Yen bankers stress that the Aflac trade is not a one-off. "We do tell potential issuers that we can do 1.5-day marketing," said Kazuma Muroi, executive director in Mitsubishi’s DCM division.

That said, not all Japanese investors can make investment decisions so quickly, and a shorter marketing period will likely result in a subdued response from investors.

"It is a matter of choosing size over speed or speed over size; it's up to the issuer," Muroi said.

SMBC Nikko is planning to introduce the same kind of price-discovery process that is standard in global markets, using more flexible initial price thoughts rather than fixed marketing ranges.

"We haven’t decided on which deal to use IPTs, but we do talk about it with some foreign issuers," said Hiroyuki Kinoshita, head of global fixed income capital markets at SMBC Nikko.

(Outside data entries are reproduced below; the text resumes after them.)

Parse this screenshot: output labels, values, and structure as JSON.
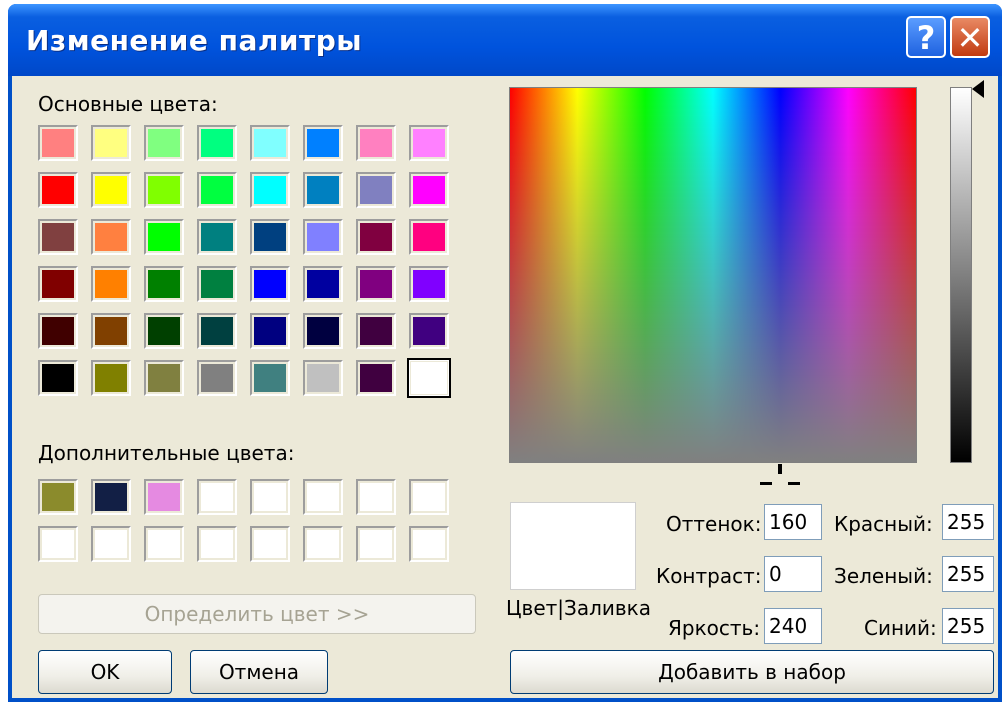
{
  "window": {
    "title": "Изменение палитры"
  },
  "titlebar": {
    "help_label": "?",
    "close_label": "✕"
  },
  "labels": {
    "basic_colors": "Основные цвета:",
    "custom_colors": "Дополнительные цвета:",
    "color_solid": "Цвет|Заливка",
    "hue": "Оттенок:",
    "sat": "Контраст:",
    "lum": "Яркость:",
    "red": "Красный:",
    "green": "Зеленый:",
    "blue": "Синий:"
  },
  "buttons": {
    "define": "Определить цвет >>",
    "ok": "OK",
    "cancel": "Отмена",
    "add": "Добавить в набор"
  },
  "values": {
    "hue": "160",
    "sat": "0",
    "lum": "240",
    "red": "255",
    "green": "255",
    "blue": "255"
  },
  "basic_colors": [
    [
      "#ff8080",
      "#ffff80",
      "#80ff80",
      "#00ff80",
      "#80ffff",
      "#0080ff",
      "#ff80c0",
      "#ff80ff"
    ],
    [
      "#ff0000",
      "#ffff00",
      "#80ff00",
      "#00ff40",
      "#00ffff",
      "#0080c0",
      "#8080c0",
      "#ff00ff"
    ],
    [
      "#804040",
      "#ff8040",
      "#00ff00",
      "#008080",
      "#004080",
      "#8080ff",
      "#800040",
      "#ff0080"
    ],
    [
      "#800000",
      "#ff8000",
      "#008000",
      "#008040",
      "#0000ff",
      "#0000a0",
      "#800080",
      "#8000ff"
    ],
    [
      "#400000",
      "#804000",
      "#004000",
      "#004040",
      "#000080",
      "#000040",
      "#400040",
      "#400080"
    ],
    [
      "#000000",
      "#808000",
      "#808040",
      "#808080",
      "#408080",
      "#c0c0c0",
      "#400040",
      "#ffffff"
    ]
  ],
  "selected_basic": "#ffffff",
  "custom_colors": [
    [
      "#8b8b2c",
      "#121f45",
      "#e58ae1",
      "#ffffff",
      "#ffffff",
      "#ffffff",
      "#ffffff",
      "#ffffff"
    ],
    [
      "#ffffff",
      "#ffffff",
      "#ffffff",
      "#ffffff",
      "#ffffff",
      "#ffffff",
      "#ffffff",
      "#ffffff"
    ]
  ]
}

Some bankers are not convinced that Japanese corporate culture will accept such global practices. Regional investors are slow to make decisions because of their internal approval system, while some Japanese issuers remain convinced they are only able to communicate thoroughly with investors via long marketing periods.

However, the cross-border yen market has now fully adopted the pot system, and even the domestic market has started to drop its traditional dependence on the retention format, a sign that Japanese market participants can be convinced to abandon old-fashioned styles.

From January, the Japan Securities Dealers Association has introduced a new rule on domestic bond issues requiring bookrunners to share investor information with issuers.

To unlock the yen market’s full potential, Japanese bankers may find they have to design new ways to connect foreign issuers with Japanese investors and deepen the domestic market. As the architect Kingo Tatsuno discovered more than a century ago, new ideas can have a lasting impact.